The US Commerce Department has denied Polestar authorisation to sell vehicles in the United States from model year 2027, the first concrete application of the Connected Vehicle Rule against a brand with Chinese-linked technology supply chains.
The rule, finalised in January 2025 and effective from March 2025, targets vehicles with software or hardware tied to China or Russia. It covers telematics systems, cameras, microphones, and GPS units. Bluetooth modules and cellular modules also fall under it, along with automated driving software. The rule applies regardless of where a vehicle is assembled. Polestar operates a $1.3 billion plant in Ridgeville, South Carolina, where the Polestar 3 is built on the same line as Volvo models. The Polestar 4 is assembled in Busan, South Korea. Neither arrangement changed the outcome.

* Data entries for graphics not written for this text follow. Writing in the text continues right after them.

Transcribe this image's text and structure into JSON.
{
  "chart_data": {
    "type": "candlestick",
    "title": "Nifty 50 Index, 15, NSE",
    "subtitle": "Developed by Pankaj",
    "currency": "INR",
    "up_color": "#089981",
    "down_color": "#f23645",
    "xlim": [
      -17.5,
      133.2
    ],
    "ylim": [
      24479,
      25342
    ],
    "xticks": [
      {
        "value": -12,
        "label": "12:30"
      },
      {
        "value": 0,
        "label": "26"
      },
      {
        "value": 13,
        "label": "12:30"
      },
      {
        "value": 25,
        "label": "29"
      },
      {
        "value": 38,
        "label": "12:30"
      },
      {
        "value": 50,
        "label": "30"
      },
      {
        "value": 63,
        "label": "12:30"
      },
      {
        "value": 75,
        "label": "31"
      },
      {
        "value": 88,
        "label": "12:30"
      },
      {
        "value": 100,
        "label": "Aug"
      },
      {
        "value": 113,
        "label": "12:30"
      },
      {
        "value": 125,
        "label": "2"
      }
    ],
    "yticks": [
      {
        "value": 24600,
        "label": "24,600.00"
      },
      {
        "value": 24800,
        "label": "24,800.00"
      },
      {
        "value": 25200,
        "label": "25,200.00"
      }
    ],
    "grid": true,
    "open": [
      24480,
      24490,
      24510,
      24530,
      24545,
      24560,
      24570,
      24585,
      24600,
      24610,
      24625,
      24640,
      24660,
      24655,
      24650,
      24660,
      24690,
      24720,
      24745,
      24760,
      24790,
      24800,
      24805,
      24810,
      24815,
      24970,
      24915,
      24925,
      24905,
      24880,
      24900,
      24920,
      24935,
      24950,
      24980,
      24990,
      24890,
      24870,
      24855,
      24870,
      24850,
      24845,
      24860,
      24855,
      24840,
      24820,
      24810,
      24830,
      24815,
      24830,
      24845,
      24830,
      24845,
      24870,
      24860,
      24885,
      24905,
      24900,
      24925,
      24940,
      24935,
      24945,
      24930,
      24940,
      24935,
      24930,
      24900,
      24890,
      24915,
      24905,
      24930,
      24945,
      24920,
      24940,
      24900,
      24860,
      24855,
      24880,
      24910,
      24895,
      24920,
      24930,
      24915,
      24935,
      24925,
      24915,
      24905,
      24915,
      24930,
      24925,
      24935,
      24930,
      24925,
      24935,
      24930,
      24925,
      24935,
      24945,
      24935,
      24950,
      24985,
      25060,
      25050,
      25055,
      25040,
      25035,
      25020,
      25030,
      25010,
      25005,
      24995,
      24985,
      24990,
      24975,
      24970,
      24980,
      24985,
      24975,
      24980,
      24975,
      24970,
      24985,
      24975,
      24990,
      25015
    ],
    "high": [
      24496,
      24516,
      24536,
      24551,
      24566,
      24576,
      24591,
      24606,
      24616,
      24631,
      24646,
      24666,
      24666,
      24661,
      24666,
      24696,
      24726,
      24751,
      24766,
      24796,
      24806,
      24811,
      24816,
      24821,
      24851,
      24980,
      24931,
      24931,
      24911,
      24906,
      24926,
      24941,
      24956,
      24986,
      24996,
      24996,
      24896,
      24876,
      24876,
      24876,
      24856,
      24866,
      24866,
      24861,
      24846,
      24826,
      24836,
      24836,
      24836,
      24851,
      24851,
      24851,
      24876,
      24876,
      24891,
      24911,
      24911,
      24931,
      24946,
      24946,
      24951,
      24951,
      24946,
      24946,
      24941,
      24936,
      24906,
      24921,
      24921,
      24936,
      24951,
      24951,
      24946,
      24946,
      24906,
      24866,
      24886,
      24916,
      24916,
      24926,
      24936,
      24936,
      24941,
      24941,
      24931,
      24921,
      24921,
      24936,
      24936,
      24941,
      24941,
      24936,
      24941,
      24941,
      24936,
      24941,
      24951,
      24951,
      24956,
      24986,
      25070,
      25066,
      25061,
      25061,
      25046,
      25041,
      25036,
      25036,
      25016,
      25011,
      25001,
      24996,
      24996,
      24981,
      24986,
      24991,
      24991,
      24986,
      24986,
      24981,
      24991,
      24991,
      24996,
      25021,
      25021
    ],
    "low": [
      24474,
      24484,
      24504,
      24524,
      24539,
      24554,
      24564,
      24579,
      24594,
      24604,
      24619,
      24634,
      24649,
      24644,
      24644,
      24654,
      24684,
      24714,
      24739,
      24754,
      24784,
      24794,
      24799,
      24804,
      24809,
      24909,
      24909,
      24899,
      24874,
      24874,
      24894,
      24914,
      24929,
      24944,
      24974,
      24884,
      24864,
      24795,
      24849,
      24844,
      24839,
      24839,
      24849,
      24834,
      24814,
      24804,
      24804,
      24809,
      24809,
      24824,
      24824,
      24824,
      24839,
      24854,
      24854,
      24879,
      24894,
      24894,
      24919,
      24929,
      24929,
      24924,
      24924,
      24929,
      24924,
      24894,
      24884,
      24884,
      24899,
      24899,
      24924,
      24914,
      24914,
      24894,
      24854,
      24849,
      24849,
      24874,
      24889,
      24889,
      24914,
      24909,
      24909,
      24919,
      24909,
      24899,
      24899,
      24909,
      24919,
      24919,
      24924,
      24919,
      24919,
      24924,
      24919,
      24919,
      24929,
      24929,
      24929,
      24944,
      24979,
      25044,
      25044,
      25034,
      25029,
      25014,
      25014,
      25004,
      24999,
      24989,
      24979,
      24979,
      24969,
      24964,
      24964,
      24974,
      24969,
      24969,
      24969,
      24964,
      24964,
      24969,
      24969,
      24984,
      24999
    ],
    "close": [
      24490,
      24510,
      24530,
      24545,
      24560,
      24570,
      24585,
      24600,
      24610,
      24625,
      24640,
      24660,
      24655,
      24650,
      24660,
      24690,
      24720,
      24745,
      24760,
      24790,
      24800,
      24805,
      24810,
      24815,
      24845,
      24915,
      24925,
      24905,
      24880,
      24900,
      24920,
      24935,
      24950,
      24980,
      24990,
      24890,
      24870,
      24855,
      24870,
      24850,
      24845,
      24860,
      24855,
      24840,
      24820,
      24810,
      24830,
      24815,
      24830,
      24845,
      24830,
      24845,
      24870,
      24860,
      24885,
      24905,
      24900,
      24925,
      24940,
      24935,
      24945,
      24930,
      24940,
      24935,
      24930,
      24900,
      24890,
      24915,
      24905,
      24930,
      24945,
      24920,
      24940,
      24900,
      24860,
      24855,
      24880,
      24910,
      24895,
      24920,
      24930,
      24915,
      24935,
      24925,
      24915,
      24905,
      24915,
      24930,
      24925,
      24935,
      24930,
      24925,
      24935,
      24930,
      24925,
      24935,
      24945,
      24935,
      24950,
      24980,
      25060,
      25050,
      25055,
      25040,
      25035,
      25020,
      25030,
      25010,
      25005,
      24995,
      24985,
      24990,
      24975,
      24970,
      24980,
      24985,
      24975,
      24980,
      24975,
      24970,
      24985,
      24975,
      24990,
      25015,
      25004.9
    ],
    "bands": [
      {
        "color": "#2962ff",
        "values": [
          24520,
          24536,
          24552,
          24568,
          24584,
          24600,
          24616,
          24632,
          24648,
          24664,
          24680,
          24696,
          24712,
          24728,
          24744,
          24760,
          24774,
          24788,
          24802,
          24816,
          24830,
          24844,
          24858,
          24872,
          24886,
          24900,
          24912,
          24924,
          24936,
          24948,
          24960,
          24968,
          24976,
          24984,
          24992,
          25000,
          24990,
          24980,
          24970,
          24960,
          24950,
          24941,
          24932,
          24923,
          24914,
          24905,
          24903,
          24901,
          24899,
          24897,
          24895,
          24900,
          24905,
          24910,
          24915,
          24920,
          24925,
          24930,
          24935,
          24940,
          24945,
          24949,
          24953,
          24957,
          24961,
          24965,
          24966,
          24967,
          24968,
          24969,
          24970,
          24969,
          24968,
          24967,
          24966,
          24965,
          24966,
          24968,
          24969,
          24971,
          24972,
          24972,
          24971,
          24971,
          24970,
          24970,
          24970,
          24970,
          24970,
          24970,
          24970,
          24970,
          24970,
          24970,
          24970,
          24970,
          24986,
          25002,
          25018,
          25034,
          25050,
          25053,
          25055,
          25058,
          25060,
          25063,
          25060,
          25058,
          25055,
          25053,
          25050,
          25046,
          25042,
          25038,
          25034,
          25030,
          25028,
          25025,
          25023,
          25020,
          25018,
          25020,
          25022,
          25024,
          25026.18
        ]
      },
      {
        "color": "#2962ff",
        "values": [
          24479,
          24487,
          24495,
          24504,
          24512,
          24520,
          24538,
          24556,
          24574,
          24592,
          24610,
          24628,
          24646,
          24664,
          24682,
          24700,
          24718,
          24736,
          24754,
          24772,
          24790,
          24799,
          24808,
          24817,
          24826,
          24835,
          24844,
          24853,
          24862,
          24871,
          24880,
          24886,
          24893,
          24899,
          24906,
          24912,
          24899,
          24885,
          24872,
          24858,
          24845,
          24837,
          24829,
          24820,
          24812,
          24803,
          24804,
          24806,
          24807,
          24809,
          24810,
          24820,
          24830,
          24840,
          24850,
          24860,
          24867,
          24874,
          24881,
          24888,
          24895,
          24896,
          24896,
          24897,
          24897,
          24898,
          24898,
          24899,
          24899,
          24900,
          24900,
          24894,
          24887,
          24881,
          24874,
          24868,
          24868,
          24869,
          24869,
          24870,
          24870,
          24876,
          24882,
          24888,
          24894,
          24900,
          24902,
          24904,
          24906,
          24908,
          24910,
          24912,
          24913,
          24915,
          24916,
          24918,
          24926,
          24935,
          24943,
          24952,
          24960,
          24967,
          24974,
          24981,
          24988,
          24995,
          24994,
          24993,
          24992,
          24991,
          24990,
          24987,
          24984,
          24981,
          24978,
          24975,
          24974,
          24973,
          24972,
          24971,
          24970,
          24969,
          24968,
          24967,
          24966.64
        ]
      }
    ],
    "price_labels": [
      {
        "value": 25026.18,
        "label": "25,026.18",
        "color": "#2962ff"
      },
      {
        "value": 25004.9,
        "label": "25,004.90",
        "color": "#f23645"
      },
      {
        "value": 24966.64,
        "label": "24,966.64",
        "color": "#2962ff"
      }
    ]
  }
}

Geely owns both Polestar and Volvo. Volvo received a government exemption roughly a month before the Polestar denial was confirmed. The split outcome shows US regulators assessing technology supply chains company by company rather than applying a blanket rule based on ownership structure. Polestar had warned its US dealer network of the likely denial as early as 2024.
Hardware restrictions under the same rule will extend to vehicle connectivity system components from model year 2030. That means additional brands with Chinese-linked hardware in their supply chains face similar scrutiny in the years ahead.